Vinoba had a sense of wordplay and he loved to pun. When he wanted to improve things in the Khadi sector and get away from the bureaucracy of the official Khadi Commission, he set up an organisation called Khadi Mission. He used to say, Sarvodaya work is “asar-kari” (effective) because it is a-sarkari (non-governmental). One of my regrets is that despite a number of opportunities to meet Vinoba in person, during my trips to Dattapur, I never met him. I was hesitant because he was by then quite frail and only a few selected people could see him. Though I was offered, I felt I should “do something significant” before I deserve to see him. Alas, it never happened. I tell this story to Anand, Samir and Girish as we walk into Vinoba’s residence, now a memorial. Just a single bare room, but such spiritual power.

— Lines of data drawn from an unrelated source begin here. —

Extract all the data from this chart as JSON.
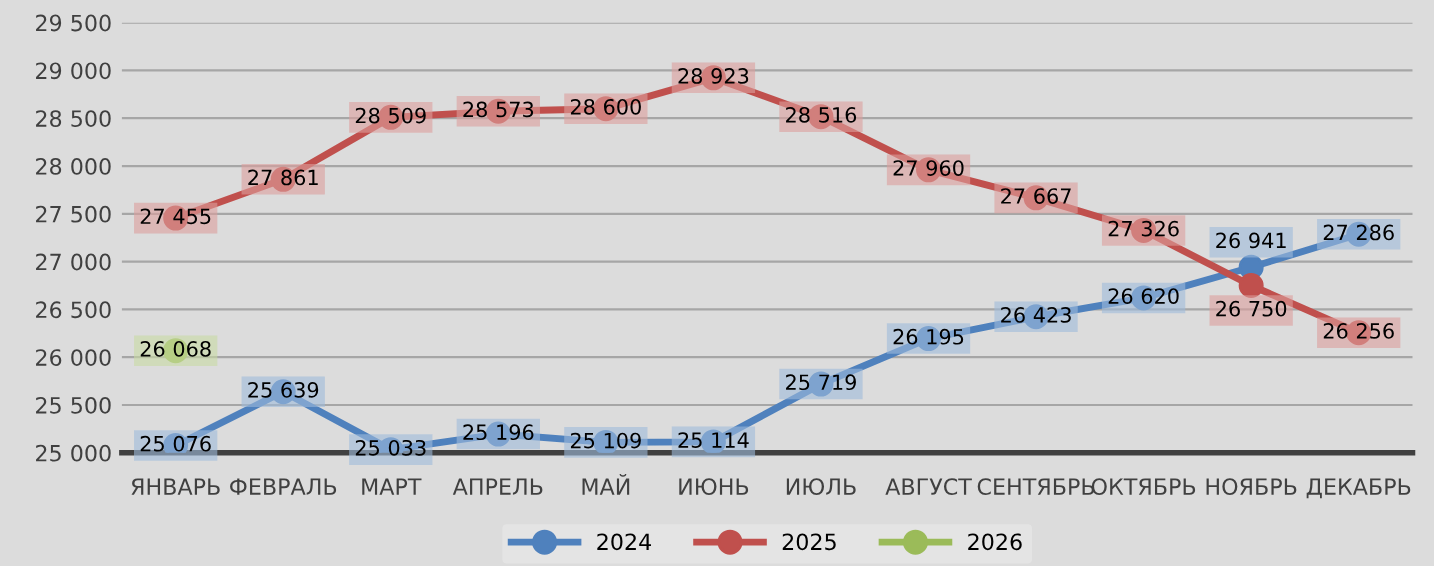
{
  "chart_data": {
    "type": "line",
    "categories": [
      "ЯНВАРЬ",
      "ФЕВРАЛЬ",
      "МАРТ",
      "АПРЕЛЬ",
      "МАЙ",
      "ИЮНЬ",
      "ИЮЛЬ",
      "АВГУСТ",
      "СЕНТЯБРЬ",
      "ОКТЯБРЬ",
      "НОЯБРЬ",
      "ДЕКАБРЬ"
    ],
    "series": [
      {
        "name": "2024",
        "color": "#4f81bd",
        "values": [
          25076,
          25639,
          25033,
          25196,
          25109,
          25114,
          25719,
          26195,
          26423,
          26620,
          26941,
          27286
        ]
      },
      {
        "name": "2025",
        "color": "#c0504d",
        "values": [
          27455,
          27861,
          28509,
          28573,
          28600,
          28923,
          28516,
          27960,
          27667,
          27326,
          26750,
          26256
        ]
      },
      {
        "name": "2026",
        "color": "#9bbb59",
        "values": [
          26068,
          null,
          null,
          null,
          null,
          null,
          null,
          null,
          null,
          null,
          null,
          null
        ]
      }
    ],
    "ylim": [
      25000,
      29500
    ],
    "yticks": [
      {
        "value": 25000,
        "label": "25 000"
      },
      {
        "value": 25500,
        "label": "25 500"
      },
      {
        "value": 26000,
        "label": "26 000"
      },
      {
        "value": 26500,
        "label": "26 500"
      },
      {
        "value": 27000,
        "label": "27 000"
      },
      {
        "value": 27500,
        "label": "27 500"
      },
      {
        "value": 28000,
        "label": "28 000"
      },
      {
        "value": 28500,
        "label": "28 500"
      },
      {
        "value": 29000,
        "label": "29 000"
      },
      {
        "value": 29500,
        "label": "29 500"
      }
    ],
    "grid": "y",
    "legend": "bottom",
    "marker": "circle",
    "line_style": "solid",
    "data_labels": true
  }
}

We leave Paunar at about 5 pm. The plan was to go to a village en route Nagpur. But on the spur of the moment, I suggest we drive instead to Sevagram via the direct shortcut, which by-passes Wardha and attend the evening prayers at the Ashram. I felt this would give Girish also the same start as I had the previous day. So we head to Sevagram. On the way, we pass JC Kumarappa’s Ashram where his experiments in rural industries were tried. We stop by at the Goras Bhandaar, an outlet of the Go Seva Sangh,which is engaged in the service of the cow. Lovely, low-fat milk is what we have instead of tea and by 5.45, get to Sevagram Ashram in time for the evening prayers. Les people than yesterday, so intimate all the more. The prayers begin with the Japanese Buddhist chant for world peace Om Namyo Hom Renge Kyom! and end with Raghupati Rahgav Raja Ram. http://www.youtube.com/watch?v=vcvtxFzr50U&feature=BF&playnext=1&list=QL&index=1
At 6.45pm, silently we get up as the prayers end and bid good bye to the Ashram and drive quietly to Nagpur. None of us spoke for a long time.
By 8.30 pm, we have settled down in the guest house of the Visveshwarayya National Institute of technology, with a lovely wooded campus. No dinner for me. Just the blog!